Internet penetration is the term used for how ubiquitous the Internet is and Africa fares below average when it comes to this measure. According to Internetworldstats dot Com, Internet penetration for Africa stands at 35.2% which compares to 54.4% and 58.4% for the world average and the rest of the world respectively as of 2017.
Not only does low Internet Penetration limit the use of eCommerce and mCommerce, it also slows its development and propagation. If few people have exposure to a technology, it translates to even fewer being in a position to make use of and develop that technology for the rest of the population.
Security and Trust Issues
Another hurdle for the adoption and common use of eCommerce and mCommerce in Africa is security and trust issues. There is a lot of fraudulent activities that underlie online transactions that people are not easily trusting of the technology.
One factor that compounds this is the limited government regulation that exists in most African countries, a situation that leaves most people in the lurch when confronted with fraud without a lot of options for recourse.
It is also not easy to establish the authenticity of sellers online in Africa when it comes to trusting sellers with credit card information, further increasing the fraud risk.
Proliferation of Payment Methods
In the west, the standard method of payment for online transactions is the credit card and it works well in such places because the credit card as a payment instrument is well established. On the African continent however, the credit card is far from being established as a means of payment.
In most of Africa, cash is King and credit card ownership is sparse with South Africans owning about half of all credit cards on the continent with the runner up countries owning about 10% and most below 2% of all card ownership with a handful of countries taking up percentage points in between. This according to Statista dot com.
Most people in the African context are located in rural settings and have no access to credit cards. Even in urban settings, credit card use is limited. However, in some countries such as Kenya, mobile payments have taken off and make payments practical although this method has not been pervasive with most nations on the continent.

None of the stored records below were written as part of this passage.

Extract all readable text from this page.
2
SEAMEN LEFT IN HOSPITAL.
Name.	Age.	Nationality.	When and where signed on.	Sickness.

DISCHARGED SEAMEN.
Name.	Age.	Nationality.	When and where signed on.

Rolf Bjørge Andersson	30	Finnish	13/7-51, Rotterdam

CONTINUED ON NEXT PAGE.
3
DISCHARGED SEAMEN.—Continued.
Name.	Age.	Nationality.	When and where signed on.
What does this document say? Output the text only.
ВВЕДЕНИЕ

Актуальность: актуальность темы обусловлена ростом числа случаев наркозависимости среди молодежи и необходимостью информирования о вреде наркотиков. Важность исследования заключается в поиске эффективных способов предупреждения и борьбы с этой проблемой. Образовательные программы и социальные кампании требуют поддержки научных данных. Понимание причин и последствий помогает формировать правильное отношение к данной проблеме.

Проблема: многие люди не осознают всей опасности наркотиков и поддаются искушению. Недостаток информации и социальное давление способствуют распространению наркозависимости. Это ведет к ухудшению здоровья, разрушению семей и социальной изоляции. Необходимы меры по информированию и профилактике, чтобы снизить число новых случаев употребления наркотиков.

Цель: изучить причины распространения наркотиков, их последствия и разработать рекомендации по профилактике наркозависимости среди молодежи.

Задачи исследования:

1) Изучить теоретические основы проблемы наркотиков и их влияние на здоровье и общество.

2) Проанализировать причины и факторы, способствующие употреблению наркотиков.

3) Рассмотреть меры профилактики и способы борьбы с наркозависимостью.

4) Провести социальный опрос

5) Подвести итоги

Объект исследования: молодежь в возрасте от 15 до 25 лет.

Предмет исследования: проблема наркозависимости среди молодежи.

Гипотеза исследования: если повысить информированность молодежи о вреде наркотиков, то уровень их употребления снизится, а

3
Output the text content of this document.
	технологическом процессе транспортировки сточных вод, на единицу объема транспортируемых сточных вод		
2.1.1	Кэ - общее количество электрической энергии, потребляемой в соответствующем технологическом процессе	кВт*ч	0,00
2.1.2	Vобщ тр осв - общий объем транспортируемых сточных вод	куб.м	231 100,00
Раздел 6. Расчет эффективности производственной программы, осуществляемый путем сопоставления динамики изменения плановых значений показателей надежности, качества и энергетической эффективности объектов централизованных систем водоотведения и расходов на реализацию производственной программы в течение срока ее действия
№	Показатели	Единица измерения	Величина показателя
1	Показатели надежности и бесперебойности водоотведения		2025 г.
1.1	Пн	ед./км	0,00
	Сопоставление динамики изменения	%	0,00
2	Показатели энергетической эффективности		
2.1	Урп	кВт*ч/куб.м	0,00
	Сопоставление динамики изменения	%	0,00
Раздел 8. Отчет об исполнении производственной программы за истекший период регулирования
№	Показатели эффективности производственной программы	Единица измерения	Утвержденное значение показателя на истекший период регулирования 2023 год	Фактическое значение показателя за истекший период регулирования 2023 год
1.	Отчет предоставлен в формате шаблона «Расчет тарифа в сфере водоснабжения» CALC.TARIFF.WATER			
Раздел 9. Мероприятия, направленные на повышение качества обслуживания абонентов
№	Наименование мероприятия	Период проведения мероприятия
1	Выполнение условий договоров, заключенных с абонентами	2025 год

Creative approaches such as cash on delivery or mobile payments are some of the innovative methods that are required to serve the African continent but they however also have their challenges.
Limited or Nonexistent Physical Addresses
The conclusion of any online transaction where physical goods are involved is the delivery. There is however a complication for Africa when it comes to this crucial step in the event of delivering a product; the physical address.
Most cities in most African countries do not have a formalised residential address system. What this means is that it is in most cases difficult to pinpoint the final address for a delivery with any reliable accuracy.
Some approaches that have been taken to overcome this obstacle is the use of GPS or some drop-off zones where customers can collect their deliveries in a designated area. Even with these approaches in hand, they do pose challenges for the online seller that have led to eCommerce and mCommerce not taking off as it would otherwise have.
Rising To The Challenge
This blog post has discussed some of the advantages of eCommerce and mCommerce and explored how some challenges have slowed down eCommerce and mCommerce adoption in Africa.
Challenges are not meant to prevent us from excelling once we realise that identifying them is the first step. In coming up with innovative ways to tackle these challenges lies the opportunity for entrepreneurs of our time to take on eCommerce and mCommerce on the continent.